Pedro Mairal’s 2015 collection of columns and essays, Maniobras de evasión, examines his own writing life, both in Buenos Aires and as a frequent traveller. In this reading and conversation with Professor Nicholas Jose, visiting writer Mairal will focus on the intersection of creative subjects and life, from literary prizes to bus accidents and fatherhood, and engage with the dark corners of the creative mind to present his own writing as a method of survival.
Pedro Mairal is an Argentinian novelist, travel writer, poet, screenwriter and television presenter whose work has been translated and published across five continents. He has authored a collection of short fiction, three volumes of poetry, a collection of newspaper columns and five novels, including El gran surubi, which is composed entirely of sonnets, and The Missing Year of Juan Salvatierra, which was named a 2013 book of the year by The New Republic, along with work by Julian Barnes and George Saunders.

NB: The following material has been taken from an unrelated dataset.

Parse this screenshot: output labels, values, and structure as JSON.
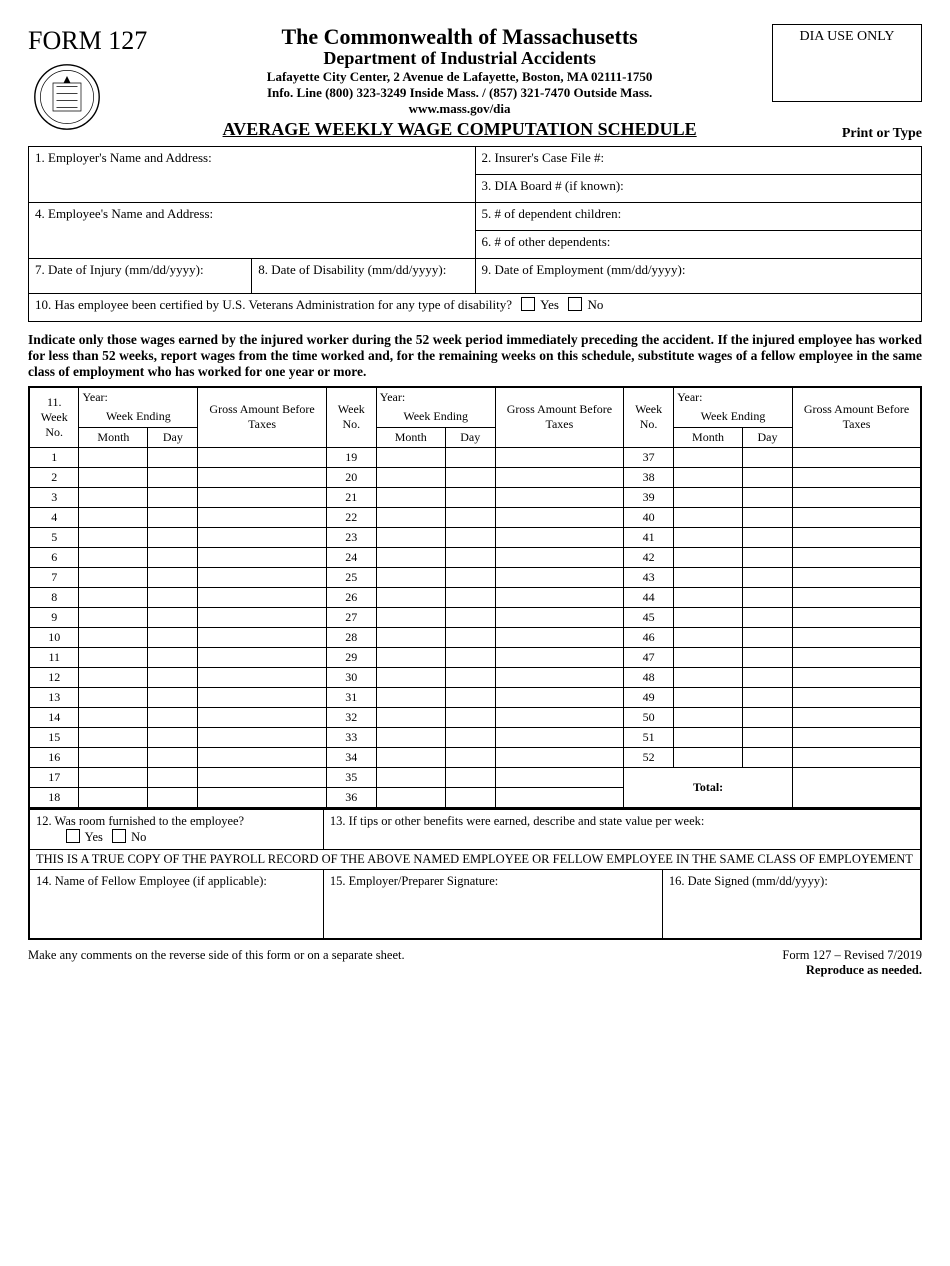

In 2007, Bogata39 named him one of the finest Latin American writers of his generation. He is a writer whose work, in the words of American art editor Jed Perl, “moves from the ordinary to the opulent and back again without skipping a beat.”
Mairal’s position as writer in residence and visiting research fellow is sponsored by the ARC Discovery Project “Other Worlds: Forms of World Literature”, a partnership between Western Sydney University and the University of Adelaide.